The first reaction in my mind after watching the entire film was to think of "Doctor Death," starring Al Pacino. Birth, old age, sickness, and death are the most normal things in life. I have heard such a sentence: everyone is moving towards death after birth. So death is not scary; what is scary is the mentality of facing death.

Let’s go back and talk about the film first. Haneke’s films are almost serious in both white ribbon and piano classrooms. There is almost no soundtrack in the whole film, and the few soundtracks are still in the form of piano music. In addition, almost all the scenes in the whole film are completed in a small room, and the feeling of depression in the whole film is formed in this scene. In other words, this is a very "ugly" movie.
This is a movie with death as the axis and love as the force. In the film, Annie can't take care of herself after a stroke, and her life with George is also a desperate situation. The two are tired of dealing with all kinds of setbacks caused by illness, and the ordeal of death is shrouded in death. in the hearts of both of them. Anne's love for George allowed him to persevere in the face of death, and Anne's love for George allowed her to endure these hardships for George. It is love that drives the determination of the two to fight against death. The film spends more than an hour describing how George takes care of Annie, who is unable to move; how Annie resists pain; and how the sorrow of reality adds to Annie's depression.

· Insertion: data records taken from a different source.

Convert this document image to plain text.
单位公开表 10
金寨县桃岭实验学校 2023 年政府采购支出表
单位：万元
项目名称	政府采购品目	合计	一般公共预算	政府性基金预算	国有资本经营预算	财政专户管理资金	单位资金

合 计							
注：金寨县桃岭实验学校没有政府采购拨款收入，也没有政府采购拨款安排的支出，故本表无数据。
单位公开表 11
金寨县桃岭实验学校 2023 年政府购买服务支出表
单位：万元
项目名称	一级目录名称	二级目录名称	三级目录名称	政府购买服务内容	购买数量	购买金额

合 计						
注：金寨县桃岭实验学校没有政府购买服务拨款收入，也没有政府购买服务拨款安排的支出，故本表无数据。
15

At this time, the theme behind love also emerged: in the face of illness, should humanitarianism be used to help victims end their suffering?
Let's start with Barry Levinson's "Doctor Death". Who cares what people think, it's what my patient feels. This is a sentence said by the protagonist Jack in the film. The sufferings endured should be done to the best of one's ability to satisfy the sufferer's longing for death.
In contrast, Amour does not have such a big picture. What motivated George to kill Anna was his love for Anna, which made him unable to bear his wife's inhumanity due to her illness. I remember that when the dying patients in the death doctor brought their families to find JACK, these people were a pair of Anna and George.

In a western society where euthanasia is gradually maturing, the law has gradually accepted this bold thing. Whether it is in line with humanism is the second, and more important is how people understand the suffering of the suffering and the sadness of the living.

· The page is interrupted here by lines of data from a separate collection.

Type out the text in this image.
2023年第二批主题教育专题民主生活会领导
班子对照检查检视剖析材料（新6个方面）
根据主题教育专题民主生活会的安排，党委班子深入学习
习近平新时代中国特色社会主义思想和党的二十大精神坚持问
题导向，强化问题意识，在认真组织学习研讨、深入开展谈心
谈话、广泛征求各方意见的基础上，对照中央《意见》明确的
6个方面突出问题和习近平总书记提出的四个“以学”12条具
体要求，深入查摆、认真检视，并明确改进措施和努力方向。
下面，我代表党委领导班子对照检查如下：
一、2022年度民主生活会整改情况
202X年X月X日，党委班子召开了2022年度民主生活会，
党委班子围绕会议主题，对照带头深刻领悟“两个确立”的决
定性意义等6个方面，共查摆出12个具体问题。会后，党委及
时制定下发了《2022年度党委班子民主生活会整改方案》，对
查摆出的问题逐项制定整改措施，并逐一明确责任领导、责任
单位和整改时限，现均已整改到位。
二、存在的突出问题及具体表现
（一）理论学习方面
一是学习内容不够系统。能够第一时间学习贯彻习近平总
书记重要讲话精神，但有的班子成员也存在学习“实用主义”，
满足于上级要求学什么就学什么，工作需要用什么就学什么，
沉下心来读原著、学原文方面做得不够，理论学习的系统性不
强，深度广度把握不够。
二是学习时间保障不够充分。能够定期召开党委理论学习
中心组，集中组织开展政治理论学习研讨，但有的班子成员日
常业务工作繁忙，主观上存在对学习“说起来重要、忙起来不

View more about Amour reviews

Extended Reading
  • Stan 2022-03-29 09:01:03

    I didn't cry anyway. This kind of movie seems pure and close to the essence of the movie; but the impact is extremely bad, and it can only be watched by directors and actors with decades of skill. That's not how the movie was shot, and Haneke has only one.

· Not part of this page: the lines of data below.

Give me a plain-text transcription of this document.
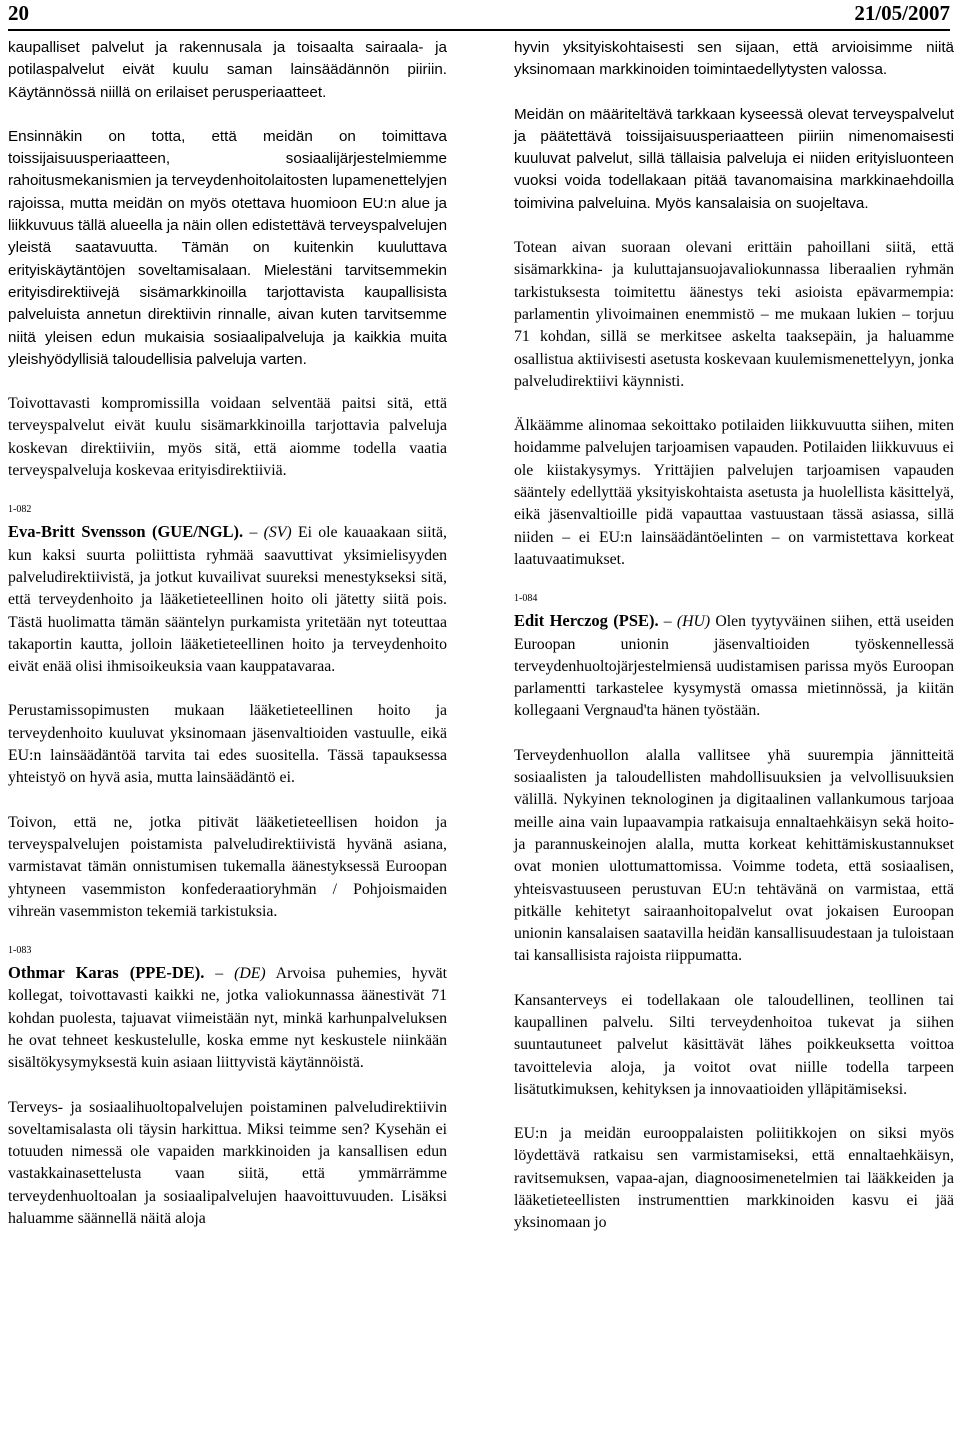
20	21/05/2007

kaupalliset palvelut ja rakennusala ja toisaalta sairaala- ja potilaspalvelut eivät kuulu saman lainsäädännön piiriin. Käytännössä niillä on erilaiset perusperiaatteet.

Ensinnäkin on totta, että meidän on toimittava toissijaisuusperiaatteen, sosiaalijärjestelmiemme rahoitusmekanismien ja terveydenhoitolaitosten lupamenettelyjen rajoissa, mutta meidän on myös otettava huomioon EU:n alue ja liikkuvuus tällä alueella ja näin ollen edistettävä terveyspalvelujen yleistä saatavuutta. Tämän on kuitenkin kuuluttava erityiskäytäntöjen soveltamisalaan. Mielestäni tarvitsemmekin erityisdirektiivejä sisämarkkinoilla tarjottavista kaupallisista palveluista annetun direktiivin rinnalle, aivan kuten tarvitsemme niitä yleisen edun mukaisia sosiaalipalveluja ja kaikkia muita yleishyödyllisiä taloudellisia palveluja varten.

Toivottavasti kompromissilla voidaan selventää paitsi sitä, että terveyspalvelut eivät kuulu sisämarkkinoilla tarjottavia palveluja koskevan direktiiviin, myös sitä, että aiomme todella vaatia terveyspalveluja koskevaa erityisdirektiiviä.

1-082

Eva-Britt Svensson (GUE/NGL). – (SV) Ei ole kauaakaan siitä, kun kaksi suurta poliittista ryhmää saavuttivat yksimielisyyden palveludirektiivistä, ja jotkut kuvailivat suureksi menestykseksi sitä, että terveydenhoito ja lääketieteellinen hoito oli jätetty siitä pois. Tästä huolimatta tämän sääntelyn purkamista yritetään nyt toteuttaa takaportin kautta, jolloin lääketieteellinen hoito ja terveydenhoito eivät enää olisi ihmisoikeuksia vaan kauppatavaraa.

Perustamissopimusten mukaan lääketieteellinen hoito ja terveydenhoito kuuluvat yksinomaan jäsenvaltioiden vastuulle, eikä EU:n lainsäädäntöä tarvita tai edes suositella. Tässä tapauksessa yhteistyö on hyvä asia, mutta lainsäädäntö ei.

Toivon, että ne, jotka pitivät lääketieteellisen hoidon ja terveyspalvelujen poistamista palveludirektiivistä hyvänä asiana, varmistavat tämän onnistumisen tukemalla äänestyksessä Euroopan yhtyneen vasemmiston konfederaatioryhmän / Pohjoismaiden vihreän vasemmiston tekemiä tarkistuksia.

1-083

Othmar Karas (PPE-DE). – (DE) Arvoisa puhemies, hyvät kollegat, toivottavasti kaikki ne, jotka valiokunnassa äänestivät 71 kohdan puolesta, tajuavat viimeistään nyt, minkä karhunpalveluksen he ovat tehneet keskustelulle, koska emme nyt keskustele niinkään sisältökysymyksestä kuin asiaan liittyvistä käytännöistä.

Terveys- ja sosiaalihuoltopalvelujen poistaminen palveludirektiivin soveltamisalasta oli täysin harkittua. Miksi teimme sen? Kysehän ei totuuden nimessä ole vapaiden markkinoiden ja kansallisen edun vastakkainasettelusta vaan siitä, että ymmärrämme terveydenhuoltoalan ja sosiaalipalvelujen haavoittuvuuden. Lisäksi haluamme säännellä näitä aloja

hyvin yksityiskohtaisesti sen sijaan, että arvioisimme niitä yksinomaan markkinoiden toimintaedellytysten valossa.

Meidän on määriteltävä tarkkaan kyseessä olevat terveyspalvelut ja päätettävä toissijaisuusperiaatteen piiriin nimenomaisesti kuuluvat palvelut, sillä tällaisia palveluja ei niiden erityisluonteen vuoksi voida todellakaan pitää tavanomaisina markkinaehdoilla toimivina palveluina. Myös kansalaisia on suojeltava.

Totean aivan suoraan olevani erittäin pahoillani siitä, että sisämarkkina- ja kuluttajansuojavaliokunnassa liberaalien ryhmän tarkistuksesta toimitettu äänestys teki asioista epävarmempia: parlamentin ylivoimainen enemmistö – me mukaan lukien – torjuu 71 kohdan, sillä se merkitsee askelta taaksepäin, ja haluamme osallistua aktiivisesti asetusta koskevaan kuulemismenettelyyn, jonka palveludirektiivi käynnisti.

Älkäämme alinomaa sekoittako potilaiden liikkuvuutta siihen, miten hoidamme palvelujen tarjoamisen vapauden. Potilaiden liikkuvuus ei ole kiistakysymys. Yrittäjien palvelujen tarjoamisen vapauden sääntely edellyttää yksityiskohtaista asetusta ja huolellista käsittelyä, eikä jäsenvaltioille pidä vapauttaa vastuustaan tässä asiassa, sillä niiden – ei EU:n lainsäädäntöelinten – on varmistettava korkeat laatuvaatimukset.

1-084

Edit Herczog (PSE). – (HU) Olen tyytyväinen siihen, että useiden Euroopan unionin jäsenvaltioiden työskennellessä terveydenhuoltojärjestelmiensä uudistamisen parissa myös Euroopan parlamentti tarkastelee kysymystä omassa mietinnössä, ja kiitän kollegaani Vergnaud'ta hänen työstään.

Terveydenhuollon alalla vallitsee yhä suurempia jännitteitä sosiaalisten ja taloudellisten mahdollisuuksien ja velvollisuuksien välillä. Nykyinen teknologinen ja digitaalinen vallankumous tarjoaa meille aina vain lupaavampia ratkaisuja ennaltaehkäisyn sekä hoito- ja parannuskeinojen alalla, mutta korkeat kehittämiskustannukset ovat monien ulottumattomissa. Voimme todeta, että sosiaalisen, yhteisvastuuseen perustuvan EU:n tehtävänä on varmistaa, että pitkälle kehitetyt sairaanhoitopalvelut ovat jokaisen Euroopan unionin kansalaisen saatavilla heidän kansallisuudestaan ja tuloistaan tai kansallisista rajoista riippumatta.

Kansanterveys ei todellakaan ole taloudellinen, teollinen tai kaupallinen palvelu. Silti terveydenhoitoa tukevat ja siihen suuntautuneet palvelut käsittävät lähes poikkeuksetta voittoa tavoittelevia aloja, ja voitot ovat niille todella tarpeen lisätutkimuksen, kehityksen ja innovaatioiden ylläpitämiseksi.

EU:n ja meidän eurooppalaisten poliitikkojen on siksi myös löydettävä ratkaisu sen varmistamiseksi, että ennaltaehkäisyn, ravitsemuksen, vapaa-ajan, diagnoosimenetelmien tai lääkkeiden ja lääketieteellisten instrumenttien markkinoiden kasvu ei jää yksinomaan jo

  • Brice 2022-03-31 09:01:03

    Haneke is an uncompromising "King of Destruction", and he is good at expressing destruction in a quiet and boring life, even if it is such a beautiful old age story.

Amour quotes

  • Anne: What would you say if no one came to your funeral?

    Georges: Nothing, presumably.

  • Georges: [telling a childhood memory] ... some banal romance or other about a nobleman and a lower middle-class girl who couldn't have each other and who then, out of sheer magnanimity, decide to renounce their love - in fact, I don't quite remember it any more. In any case, afterwards I was thoroughly distraught, and it took me a bit of time to calm down. In the courtyard of the house where grandma lived, there was a young guy at the window who asked me where I'd been. He was a couple of years older than me, a braggart who really impressed me. "To the movies," I said, because I was proud that my grandma had given me the money to go all alone to the cinema. "What did you see?" I started to tell him the story of the movie, and as I did, all the emotion came back. I didn't want to cry in front of the boy, but it was impossible; there I was, crying out loud in the courtyard, and I told him the whole drama to the bitter end.

    Anne: So? How did he react?

    Georges: No idea. He probably found it amusing. I don't remember. I don't remember the film either. But I remember the feeling. That I was ashamed of crying, but that telling him the story made all my feelings and tears come back, almost more powerfully than when I was actually watching the film, and that I just couldn't stop.